CHICAGO—The CBD office market saw its vacancy rate inch up over the first quarter of 2015, and rents slid back a bit, according to a new report by Savills Studley. But Robert Sevim, the company's Chicago-based executive vice president, tells GlobeSt.com that these quarterly statistics “may not give you the bigger picture,” and represent a blip for a market that overall remains quite healthy.

The vacancy rate may have hit 15.9%, an increase of 40 bps since the end of the fourth quarter, but it also represents a decline of 110 bps for the year. And although asking rent declined 0.9% from last quarter to $34.57, that is still a 3.2% increase over last year.

Furthermore, Sevim adds that the downtown market continues to see a proliferation of new businesses, especially tech-based firms, many of which are scaling and are or soon will be in the market for new or additional space.
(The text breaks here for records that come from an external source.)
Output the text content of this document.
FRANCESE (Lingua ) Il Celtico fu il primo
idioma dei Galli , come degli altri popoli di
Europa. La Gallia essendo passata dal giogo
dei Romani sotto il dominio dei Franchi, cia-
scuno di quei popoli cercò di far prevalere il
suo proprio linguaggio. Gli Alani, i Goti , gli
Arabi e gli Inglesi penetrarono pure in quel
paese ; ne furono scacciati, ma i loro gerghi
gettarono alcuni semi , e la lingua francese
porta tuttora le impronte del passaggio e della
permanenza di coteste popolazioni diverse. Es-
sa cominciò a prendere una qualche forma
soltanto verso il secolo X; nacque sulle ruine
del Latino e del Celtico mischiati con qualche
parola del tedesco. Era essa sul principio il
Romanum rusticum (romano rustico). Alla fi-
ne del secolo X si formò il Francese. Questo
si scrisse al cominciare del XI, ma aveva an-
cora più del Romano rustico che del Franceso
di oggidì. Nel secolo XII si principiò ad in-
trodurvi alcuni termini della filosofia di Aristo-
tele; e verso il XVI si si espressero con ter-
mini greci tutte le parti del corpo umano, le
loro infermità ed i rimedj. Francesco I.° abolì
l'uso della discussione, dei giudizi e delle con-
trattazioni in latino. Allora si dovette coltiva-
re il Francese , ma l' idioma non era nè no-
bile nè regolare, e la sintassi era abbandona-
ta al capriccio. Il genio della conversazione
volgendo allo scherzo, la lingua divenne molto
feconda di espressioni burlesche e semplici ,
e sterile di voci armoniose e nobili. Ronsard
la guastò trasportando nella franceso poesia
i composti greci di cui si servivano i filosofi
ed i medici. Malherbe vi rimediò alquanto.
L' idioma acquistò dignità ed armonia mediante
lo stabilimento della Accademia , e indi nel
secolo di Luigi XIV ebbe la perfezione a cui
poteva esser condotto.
And this demand will probably have an impact across the CBD. “There is an increasing open-mindedness to evaluating buildings options across a wider geography,” and even though landlords in River North and the West Loop are particularly confident, conditions in the rest of the market, including the East Loop, Central Loop, LaSalle St. and Michigan Ave., are also quite healthy. “There really is not one submarket that is falling off relative to the others.”

For example, tech and creative firms have tended to occupy space in the River North and West Loop submarkets, but Blue Star Properties has decided to reconfigure the former home of Chicago Public Schools at 125 S. Clark St. in the Central Loop into creative office space. Savills Studley says that Blue Star hopes to have the 507,920 square-foot building ready for occupancy later this year. And Prudential Real Estate Investors and GlenStar Properties have similar plans for the former BHO Harris Bank Building at 311 W. Monroe St. Tenants currently occupy only about 20% of the 364,000 square-foot building, and this, along with other conversions like 125 S. Clark St., has helped boost the CBD's availability rate even though overall leasing is quite brisk.

Investment sales also continued at a torrid pace in the first quarter, and Savills Studley says 2015 should match the activity levels in 2013 and 2014, when investors bought $12 billion of office assets in the region, with two-thirds of that volume occurring downtown. Blackstone Group LP closed its $1.3 billion purchase of the iconic Willis Tower in March, the most ever paid for a US office building outside of Manhattan, and Prudential paid $367 million for the office, retail and parking portions of 55 E. Monroe.

All of this sales activity has many other owners thinking about the big prices they could get for their own buildings. “What you tend to see is a focus on upward pressure on face rents,” says Sevim, as the owners looking for a buyer seek to boost the value of their buildings.

And the imminent completions of major office projects like River Point at 444 W. Lake and 150 N. Riverside should also encourage some owners to raise rental rates to bring them more in line with these new trophy properties.

But he also expects other landlords to compensate for these increases by offering more generous concession packages, thereby putting downward pressure on the effective rental rates. Still, Sevim is careful to say that he does not necessarily “see a trend of higher rents thematically tied to more generous concessions. We tend to like the one-size fits all explanation,” but the various factors pushing rents up and down, such as whether an owner even desires a sale, have made the environment fairly complex and buildings will have to be analyzed on a case-by-case basis.